Tian Tian was a bit more timid, but came out to walk around her den and also to look through the grille for a while. They are rather smaller than we expected them to be, although one look at those claws tells you these animals are not to be meddled with.

We are told that Pandas mate in spring and give birth in autumn after a short gestation period of only five months, although the fact that there is only a small window of time (about 4 days)  during which they can mate successfully, probably leads to high odds against that happening this year.

If you wish to go and see the Pandas you have to book a time slot, and bookings have been fast and furious.

Yang Guang


The Zoo has explained the history of how we came to have the pandas here:-

“In May 2008, RZSS signed a Memorandum of Understanding with the Wolong Panda Breeding Centre in Sichuan Province regarding the loan of a pair of giant pandas to the UK.

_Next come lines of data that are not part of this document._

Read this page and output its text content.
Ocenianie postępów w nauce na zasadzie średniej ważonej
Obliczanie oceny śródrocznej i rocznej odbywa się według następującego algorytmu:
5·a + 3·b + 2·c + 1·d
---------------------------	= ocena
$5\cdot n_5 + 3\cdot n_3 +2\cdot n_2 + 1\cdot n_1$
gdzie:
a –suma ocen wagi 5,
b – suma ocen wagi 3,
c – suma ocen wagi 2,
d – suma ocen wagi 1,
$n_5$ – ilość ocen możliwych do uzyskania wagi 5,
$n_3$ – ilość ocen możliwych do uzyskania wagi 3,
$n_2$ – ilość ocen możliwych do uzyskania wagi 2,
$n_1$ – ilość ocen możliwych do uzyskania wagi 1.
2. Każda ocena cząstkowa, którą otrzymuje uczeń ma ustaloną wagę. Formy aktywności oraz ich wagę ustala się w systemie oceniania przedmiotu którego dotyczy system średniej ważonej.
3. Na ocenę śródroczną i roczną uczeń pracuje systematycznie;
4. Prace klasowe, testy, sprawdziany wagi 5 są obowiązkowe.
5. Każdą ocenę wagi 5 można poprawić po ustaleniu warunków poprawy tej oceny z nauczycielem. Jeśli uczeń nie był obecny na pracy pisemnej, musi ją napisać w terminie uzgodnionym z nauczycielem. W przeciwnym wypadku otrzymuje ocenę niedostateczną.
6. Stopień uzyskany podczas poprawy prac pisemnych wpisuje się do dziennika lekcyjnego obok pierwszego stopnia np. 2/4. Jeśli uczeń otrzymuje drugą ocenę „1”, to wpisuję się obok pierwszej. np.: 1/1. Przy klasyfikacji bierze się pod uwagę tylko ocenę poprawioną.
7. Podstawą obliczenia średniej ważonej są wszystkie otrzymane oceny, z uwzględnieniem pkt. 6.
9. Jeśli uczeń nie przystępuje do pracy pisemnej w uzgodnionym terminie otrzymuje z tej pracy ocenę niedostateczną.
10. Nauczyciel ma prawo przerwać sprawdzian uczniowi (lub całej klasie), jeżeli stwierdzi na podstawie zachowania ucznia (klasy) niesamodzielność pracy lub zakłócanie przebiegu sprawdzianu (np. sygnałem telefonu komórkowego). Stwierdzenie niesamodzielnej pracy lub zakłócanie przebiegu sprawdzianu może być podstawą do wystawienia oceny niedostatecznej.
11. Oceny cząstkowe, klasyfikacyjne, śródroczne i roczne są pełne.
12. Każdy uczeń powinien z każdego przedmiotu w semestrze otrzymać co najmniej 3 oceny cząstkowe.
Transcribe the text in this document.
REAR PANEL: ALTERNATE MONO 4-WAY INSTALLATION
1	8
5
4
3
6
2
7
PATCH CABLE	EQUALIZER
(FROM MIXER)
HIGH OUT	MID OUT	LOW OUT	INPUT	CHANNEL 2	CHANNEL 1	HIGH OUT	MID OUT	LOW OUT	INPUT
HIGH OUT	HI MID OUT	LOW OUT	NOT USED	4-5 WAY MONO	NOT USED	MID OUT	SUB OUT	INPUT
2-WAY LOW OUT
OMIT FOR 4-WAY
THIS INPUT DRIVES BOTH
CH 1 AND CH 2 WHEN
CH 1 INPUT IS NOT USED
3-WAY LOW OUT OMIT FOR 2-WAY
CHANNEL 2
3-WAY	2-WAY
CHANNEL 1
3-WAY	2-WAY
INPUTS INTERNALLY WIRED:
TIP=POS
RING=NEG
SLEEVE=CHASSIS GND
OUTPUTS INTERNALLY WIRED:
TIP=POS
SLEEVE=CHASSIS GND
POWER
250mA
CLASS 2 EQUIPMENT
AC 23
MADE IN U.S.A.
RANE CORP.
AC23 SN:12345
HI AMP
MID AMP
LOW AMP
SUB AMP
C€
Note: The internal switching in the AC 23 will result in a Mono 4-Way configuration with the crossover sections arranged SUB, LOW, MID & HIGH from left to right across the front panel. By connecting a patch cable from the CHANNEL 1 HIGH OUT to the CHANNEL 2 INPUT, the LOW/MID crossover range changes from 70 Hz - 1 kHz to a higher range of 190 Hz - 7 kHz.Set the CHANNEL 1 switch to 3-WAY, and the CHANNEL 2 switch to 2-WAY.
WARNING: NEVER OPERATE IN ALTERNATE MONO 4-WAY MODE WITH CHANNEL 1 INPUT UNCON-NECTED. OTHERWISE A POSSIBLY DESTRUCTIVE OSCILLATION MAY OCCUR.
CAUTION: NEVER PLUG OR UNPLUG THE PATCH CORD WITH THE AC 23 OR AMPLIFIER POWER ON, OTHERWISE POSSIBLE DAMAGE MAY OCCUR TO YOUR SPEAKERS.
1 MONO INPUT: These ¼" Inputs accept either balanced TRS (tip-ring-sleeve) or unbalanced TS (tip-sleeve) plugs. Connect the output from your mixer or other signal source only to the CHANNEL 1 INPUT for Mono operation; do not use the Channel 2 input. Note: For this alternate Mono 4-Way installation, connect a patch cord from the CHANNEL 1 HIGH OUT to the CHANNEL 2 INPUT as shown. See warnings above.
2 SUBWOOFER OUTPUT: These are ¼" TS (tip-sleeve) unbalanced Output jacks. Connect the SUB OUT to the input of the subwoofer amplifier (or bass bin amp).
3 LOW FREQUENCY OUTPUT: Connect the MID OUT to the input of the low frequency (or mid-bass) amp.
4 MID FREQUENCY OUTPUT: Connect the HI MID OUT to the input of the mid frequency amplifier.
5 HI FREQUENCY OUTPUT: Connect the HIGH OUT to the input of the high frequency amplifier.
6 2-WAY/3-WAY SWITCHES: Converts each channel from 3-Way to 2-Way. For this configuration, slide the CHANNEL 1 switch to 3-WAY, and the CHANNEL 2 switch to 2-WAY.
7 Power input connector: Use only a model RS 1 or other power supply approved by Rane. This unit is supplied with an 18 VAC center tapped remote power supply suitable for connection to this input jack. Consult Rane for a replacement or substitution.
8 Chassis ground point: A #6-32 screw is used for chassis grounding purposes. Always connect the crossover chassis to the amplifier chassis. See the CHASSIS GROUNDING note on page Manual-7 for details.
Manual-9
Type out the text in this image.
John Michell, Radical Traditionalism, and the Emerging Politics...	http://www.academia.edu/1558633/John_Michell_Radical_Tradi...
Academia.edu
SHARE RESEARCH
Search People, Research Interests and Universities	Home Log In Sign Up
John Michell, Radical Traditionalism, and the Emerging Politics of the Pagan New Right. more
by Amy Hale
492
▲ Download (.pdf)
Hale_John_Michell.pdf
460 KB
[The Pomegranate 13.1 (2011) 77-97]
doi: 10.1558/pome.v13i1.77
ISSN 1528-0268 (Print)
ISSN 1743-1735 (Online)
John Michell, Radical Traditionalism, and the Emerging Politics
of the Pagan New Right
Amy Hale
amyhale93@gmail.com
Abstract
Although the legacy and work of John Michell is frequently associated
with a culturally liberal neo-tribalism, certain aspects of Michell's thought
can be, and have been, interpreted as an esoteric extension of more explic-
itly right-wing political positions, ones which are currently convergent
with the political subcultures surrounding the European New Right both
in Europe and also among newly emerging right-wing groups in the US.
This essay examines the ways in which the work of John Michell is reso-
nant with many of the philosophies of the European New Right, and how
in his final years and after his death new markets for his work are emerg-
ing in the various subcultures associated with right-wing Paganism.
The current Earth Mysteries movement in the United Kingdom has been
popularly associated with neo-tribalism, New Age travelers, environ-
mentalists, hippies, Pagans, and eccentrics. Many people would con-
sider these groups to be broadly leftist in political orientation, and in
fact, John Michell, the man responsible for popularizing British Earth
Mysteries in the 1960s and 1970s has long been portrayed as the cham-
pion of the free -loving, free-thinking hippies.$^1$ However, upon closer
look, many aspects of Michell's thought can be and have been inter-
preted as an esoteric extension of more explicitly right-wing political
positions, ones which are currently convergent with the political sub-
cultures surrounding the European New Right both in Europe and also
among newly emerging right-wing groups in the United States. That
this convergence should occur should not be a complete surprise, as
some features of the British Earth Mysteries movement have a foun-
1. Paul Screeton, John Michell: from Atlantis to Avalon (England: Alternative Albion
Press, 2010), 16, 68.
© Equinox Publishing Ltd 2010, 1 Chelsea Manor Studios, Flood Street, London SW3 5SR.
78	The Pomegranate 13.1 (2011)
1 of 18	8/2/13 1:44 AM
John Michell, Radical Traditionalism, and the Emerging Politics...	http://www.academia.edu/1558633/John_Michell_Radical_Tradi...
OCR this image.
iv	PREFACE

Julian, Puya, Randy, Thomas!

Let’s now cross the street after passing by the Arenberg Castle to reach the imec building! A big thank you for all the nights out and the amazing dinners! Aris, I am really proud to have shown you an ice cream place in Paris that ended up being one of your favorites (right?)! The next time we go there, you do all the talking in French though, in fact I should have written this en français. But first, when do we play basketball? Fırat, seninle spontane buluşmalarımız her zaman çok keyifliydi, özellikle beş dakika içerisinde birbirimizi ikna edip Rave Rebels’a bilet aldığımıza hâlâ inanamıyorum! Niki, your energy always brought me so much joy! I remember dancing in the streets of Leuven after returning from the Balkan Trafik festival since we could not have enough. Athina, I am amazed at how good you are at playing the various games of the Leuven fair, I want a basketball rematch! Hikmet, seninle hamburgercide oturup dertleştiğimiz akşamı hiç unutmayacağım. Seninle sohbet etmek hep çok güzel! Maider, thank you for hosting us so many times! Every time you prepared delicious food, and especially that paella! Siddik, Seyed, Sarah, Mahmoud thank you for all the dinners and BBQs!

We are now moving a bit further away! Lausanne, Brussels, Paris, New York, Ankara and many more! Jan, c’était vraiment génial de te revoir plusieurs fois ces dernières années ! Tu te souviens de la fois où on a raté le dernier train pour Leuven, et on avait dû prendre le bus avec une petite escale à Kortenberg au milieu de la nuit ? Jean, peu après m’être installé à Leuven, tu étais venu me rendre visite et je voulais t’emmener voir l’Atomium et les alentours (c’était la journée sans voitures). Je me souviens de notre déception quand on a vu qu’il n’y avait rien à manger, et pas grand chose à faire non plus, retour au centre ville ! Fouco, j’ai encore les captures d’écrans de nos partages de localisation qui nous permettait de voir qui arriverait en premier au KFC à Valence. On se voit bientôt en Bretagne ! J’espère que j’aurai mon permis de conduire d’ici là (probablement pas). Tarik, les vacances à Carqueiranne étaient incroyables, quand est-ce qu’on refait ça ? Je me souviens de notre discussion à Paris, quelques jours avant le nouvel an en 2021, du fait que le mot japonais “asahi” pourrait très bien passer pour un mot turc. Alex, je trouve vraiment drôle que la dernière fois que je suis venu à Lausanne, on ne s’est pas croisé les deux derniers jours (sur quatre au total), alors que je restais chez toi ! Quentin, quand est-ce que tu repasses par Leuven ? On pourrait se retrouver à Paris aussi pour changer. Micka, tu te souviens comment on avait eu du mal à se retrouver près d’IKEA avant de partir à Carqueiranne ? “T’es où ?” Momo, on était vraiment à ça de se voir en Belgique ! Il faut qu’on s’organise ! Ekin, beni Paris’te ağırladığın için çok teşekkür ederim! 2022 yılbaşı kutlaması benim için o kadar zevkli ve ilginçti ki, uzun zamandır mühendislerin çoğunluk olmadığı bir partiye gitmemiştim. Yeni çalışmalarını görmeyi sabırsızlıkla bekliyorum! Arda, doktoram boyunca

In February 2009 the UK Prime Minister formally requested the Chinese Prime Minister for the loan of a pair of giant pandas. This was subsequently approved by the Chinese Ministry of Foreign Affairs.

In May 2010 representatives of RZSS met with officials from the China Wildlife Conservation Association (CWCA) in Beijing to negotiate the details of the giant panda loan agreement.

In January 2011 an agreement is reached with the CWCA on all aspects of the ten year gifting agreement in the presence of deputy Prime Minister Nick Clegg and Chinese Vice Premier Li Keqiang.

A key element of the agreement is the contribution that the RZSS and other UK-based institutions will make to conservation research, which is urgently required to secure the future of Giant Pandas, both in captivity and in the wild.”